Liquidity Event” means the sale or sales by Blackstone, in one or a series of transactions, of at least 50% of their aggregate Class A-1 Interests (and shares received in exchange for Class A-1 Interests) to any Person or Persons (other than an Affiliate) in which the Sponsor receives cash or marketable securities. “Syndication Transaction” shall mean a disposition by the Sponsor to any Person or group of Persons that are not Affiliates of the Sponsor of not more than 10% of its Class A-1 Interests that occurs at any time within the first twelve (12) months following the Closing Date at a sale price that does not exceed 120% of the amount invested by the Sponsors in the Company (measured on a per-unit basis) in respect of such Class A-1 Interests. “Internal Rate of Return” means the annualized effective compounded return rate (taking into account all allocations of profits and gains, net of all allocations of losses, deductions and nondeductible expenses) which is earned on the amount invested by the Sponsor for its Class A-1 Interests.


EXHIBIT A

ELECTION TO INCLUDE UNITS IN GROSS

INCOME PURSUANT TO SECTION 83(b) OF THE

INTERNAL REVENUE CODE

The undersigned purchased units (the “Units”) of Peak Holdings LLC (the “Company”) on [                    ], 2007. The undersigned desires to make an election to have the Units taxed under the provision of Section 83(b) of the Internal Revenue Code of 1986, as amended (“Code §83(b)”), at the time the undersigned purchased the Units.

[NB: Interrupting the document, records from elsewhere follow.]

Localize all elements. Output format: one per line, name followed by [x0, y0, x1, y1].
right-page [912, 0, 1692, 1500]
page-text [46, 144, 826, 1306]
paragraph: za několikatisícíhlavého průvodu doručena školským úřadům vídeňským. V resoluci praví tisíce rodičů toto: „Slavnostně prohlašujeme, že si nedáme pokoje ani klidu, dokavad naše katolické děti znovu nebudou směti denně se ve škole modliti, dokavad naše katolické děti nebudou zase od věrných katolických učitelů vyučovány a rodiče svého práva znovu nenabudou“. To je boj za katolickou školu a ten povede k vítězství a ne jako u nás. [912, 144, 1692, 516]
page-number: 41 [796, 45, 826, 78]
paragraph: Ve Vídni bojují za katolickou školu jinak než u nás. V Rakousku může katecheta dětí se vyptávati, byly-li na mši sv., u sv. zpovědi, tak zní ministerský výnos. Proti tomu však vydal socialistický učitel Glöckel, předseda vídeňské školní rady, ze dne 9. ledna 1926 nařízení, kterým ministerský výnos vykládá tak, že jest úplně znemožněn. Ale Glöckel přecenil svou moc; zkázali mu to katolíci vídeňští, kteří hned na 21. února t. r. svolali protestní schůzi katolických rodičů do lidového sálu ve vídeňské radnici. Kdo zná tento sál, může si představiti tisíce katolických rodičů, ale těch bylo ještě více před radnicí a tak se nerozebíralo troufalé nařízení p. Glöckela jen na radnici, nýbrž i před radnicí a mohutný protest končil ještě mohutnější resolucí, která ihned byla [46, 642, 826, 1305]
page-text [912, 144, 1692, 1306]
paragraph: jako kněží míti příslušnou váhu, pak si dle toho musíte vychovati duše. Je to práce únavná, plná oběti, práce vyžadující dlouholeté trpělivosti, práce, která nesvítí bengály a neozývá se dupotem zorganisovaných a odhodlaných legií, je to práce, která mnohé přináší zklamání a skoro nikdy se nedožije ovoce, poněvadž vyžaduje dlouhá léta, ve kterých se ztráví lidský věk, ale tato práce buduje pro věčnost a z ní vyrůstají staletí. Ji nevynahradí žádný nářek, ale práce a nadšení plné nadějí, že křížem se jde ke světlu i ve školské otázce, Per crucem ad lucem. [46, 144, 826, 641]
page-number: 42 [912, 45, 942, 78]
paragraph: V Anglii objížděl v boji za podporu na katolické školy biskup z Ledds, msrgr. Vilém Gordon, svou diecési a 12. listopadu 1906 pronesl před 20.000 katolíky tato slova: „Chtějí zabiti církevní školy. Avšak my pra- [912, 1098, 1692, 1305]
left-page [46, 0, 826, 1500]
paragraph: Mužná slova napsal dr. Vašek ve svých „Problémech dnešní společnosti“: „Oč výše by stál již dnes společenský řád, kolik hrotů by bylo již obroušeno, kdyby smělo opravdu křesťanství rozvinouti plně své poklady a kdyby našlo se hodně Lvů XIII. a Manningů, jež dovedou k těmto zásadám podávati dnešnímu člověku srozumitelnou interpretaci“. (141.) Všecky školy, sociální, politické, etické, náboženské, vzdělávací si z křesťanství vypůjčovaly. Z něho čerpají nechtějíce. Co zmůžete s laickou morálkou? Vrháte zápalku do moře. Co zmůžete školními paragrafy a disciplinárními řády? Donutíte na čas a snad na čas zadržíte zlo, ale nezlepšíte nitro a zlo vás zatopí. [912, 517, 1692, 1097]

Therefore, pursuant to Code §83(b) and Treasury Regulation §1.83-2 promulgated thereunder, the undersigned hereby makes an election, with respect to the Units (described below), to report as taxable income for calendar year 2007 the excess, if any, of the Units’ fair market value on [                    ], 2007 over the purchase price thereof.

The following information is supplied in accordance with Treasury Regulation §1.83-2(e):

1. The name, address and social security number of the undersigned:

    [Name]

    [Address]

    SSN:                            

2. A description of the property with respect to which the election is being made:          Class A-2 Units,          Class B-1 Units,          Class B-2 Units and          Class B-3 Units.

3. The date on which the property was transferred: [                    ], 2007. The taxable year for which such election is made: calendar year 2007.

4. The restrictions to which the property is subject: The Class A-2 and Class B-1 Units are subject to a time-based vesting schedule. The Class B-2 Units and Class B -3 Units are subject to performance-based vesting schedules. If the undersigned ceases to be employed by the Company or any of its Subsidiaries under certain circumstances, all or a portion of the Units may be subject to repurchase by the Company at the original purchase price paid for the Units, regardless of the fair market value of the Units on the date of such repurchase. The Units are also subject to transfer restrictions.


5. The aggregate fair market value on [                    ], 2007 of the property with respect to which the election is being made, determined without regard to any lapse restrictions: $                    .a

6. The aggregate amount paid for such property: $                    .

A copy of this election has been furnished to the Secretary of the Company pursuant to Treasury Regulations §1.83-2(e)(7).

 

Dated:                     , 2007   

 

  
   [Name]   

 


a

This and the amount in Para. 6 will equal the amount paid for the Class A-2 Units.